Lieutenant Jason Miles of the state police said: “He was suspended from school effective today for some unknown reason and came back.”

Jack Briggs, a doctor who has a private practice half a mile from the college, said: “When I got there, there were bodies laying everywhere.” Dr Briggs said he had treated the suspect in the past year. “I think they were getting ready to tell him that he had not made the grade this year,” he added.

After Mr Sutin - the dean and a former official of the US justice department, who worked for the former president Bill Clinton’s 1992 campaign - was shot dead, the gunman went downstairs into a common area and opened fire on a crowd of students, killing one and wounding three others. He was tackled by four male students as he left the building.

“They just wanted the guy,” Dr Briggs said. “They weren’t worried about their own personal safety.”

The weapon used appeared to be a single .38 semi-automatic handgun.

The three wounded students, airlifted from the scene, were described as being in a critical condition.

The shooting marked a tragic setback for recent attempts by authorities to improve the region’s image of lawlessness.

The law school in the Appalachian foothills, which has an enrolment of about 170 students, opened in 1997 with the hope of easing a historic shortage of lawyers in the coalfields of south-west Virginia. It has about 15 faculty members, including alumni of law schools at the prestigious University of California at Berkeley and Columbia, Harvard and Howard universities.
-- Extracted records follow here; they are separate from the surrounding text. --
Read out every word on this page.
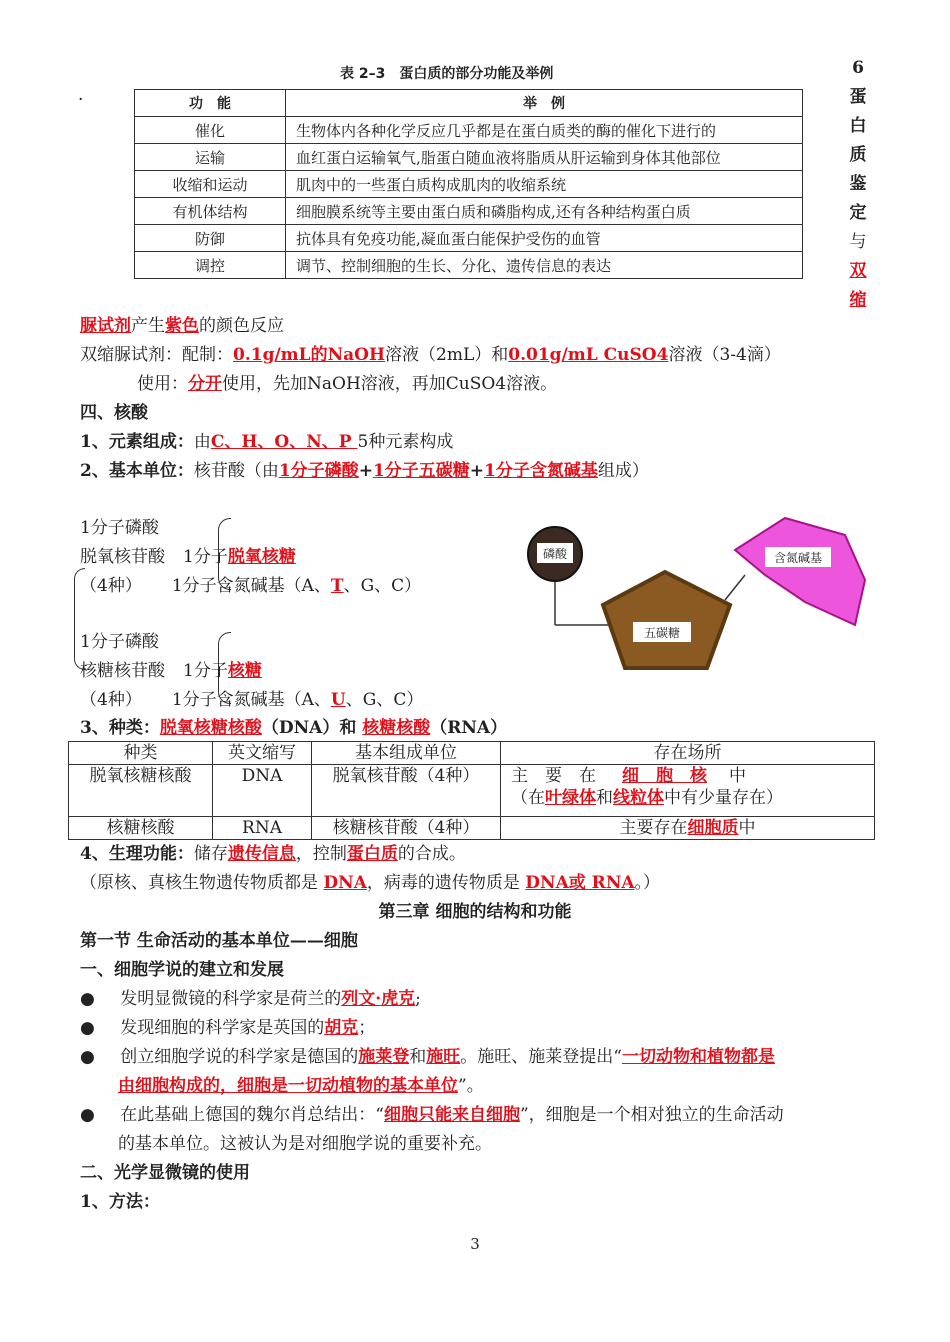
表 2–3　蛋白质的部分功能及举例
·	功　能	举　例
催化	生物体内各种化学反应几乎都是在蛋白质类的酶的催化下进行的
运输	血红蛋白运输氧气,脂蛋白随血液将脂质从肝运输到身体其他部位
收缩和运动	肌肉中的一些蛋白质构成肌肉的收缩系统
有机体结构	细胞膜系统等主要由蛋白质和磷脂构成,还有各种结构蛋白质
防御	抗体具有免疫功能,凝血蛋白能保护受伤的血管
调控	调节、控制细胞的生长、分化、遗传信息的表达
6
蛋
白
质
鉴
定
与
双
缩
脲试剂产生紫色的颜色反应
双缩脲试剂：配制：0.1g/mL的NaOH溶液（2mL）和0.01g/mL CuSO4溶液（3-4滴）
使用：分开使用，先加NaOH溶液，再加CuSO4溶液。
四、核酸
1、元素组成：由C、H、O、N、P 5种元素构成
2、基本单位：核苷酸（由1分子磷酸+1分子五碳糖+1分子含氮碱基组成）
1分子磷酸
脱氧核苷酸 1分子脱氧核糖
（4种） 1分子含氮碱基（A、T、G、C）
1分子磷酸
核糖核苷酸 1分子核糖
（4种） 1分子含氮碱基（A、U、G、C）
磷酸
五碳糖
含氮碱基
3、种类：脱氧核糖核酸（DNA）和 核糖核酸（RNA）
种类	英文缩写	基本组成单位	存在场所
脱氧核糖核酸	DNA	脱氧核苷酸（4种）	主　要　在 细　胞　核 中
（在叶绿体和线粒体中有少量存在）
核糖核酸	RNA	核糖核苷酸（4种）	主要存在细胞质中
4、生理功能：储存遗传信息，控制蛋白质的合成。
（原核、真核生物遗传物质都是 DNA，病毒的遗传物质是 DNA或 RNA。）
第三章 细胞的结构和功能
第一节 生命活动的基本单位——细胞
一、细胞学说的建立和发展
● 发明显微镜的科学家是荷兰的列文·虎克;
● 发现细胞的科学家是英国的胡克；
● 创立细胞学说的科学家是德国的施莱登和施旺。施旺、施莱登提出“一切动物和植物都是
由细胞构成的，细胞是一切动植物的基本单位”。
● 在此基础上德国的魏尔肖总结出：“细胞只能来自细胞”，细胞是一个相对独立的生命活动
的基本单位。这被认为是对细胞学说的重要补充。
二、光学显微镜的使用
1、方法：
3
Police in New York’s schools kept a wary vigil yesterday a day after two students were wounded in the first shooting inside a city school since 1994. One teenager remained in serious condition after two boys were shot from behind in a hallway in the Martin Luther King Jr High School in Manhattan. No suspect has been named.

American colleges and universities have stayed largely free of the wave of shootings that have swept US schools. Six years ago, an engineering student shot dead three professors who were about to review his thesis at a university in San Diego, California.

The killer was sentenced to three consecutive life terms in prison.

In the past two years, about 10,000 convicted criminals and others barred from buying guns have acquired weapons after faulty background checks.

Critics have long complained that American gun laws allow free and easy access to weapons for people from all walks of life, including children.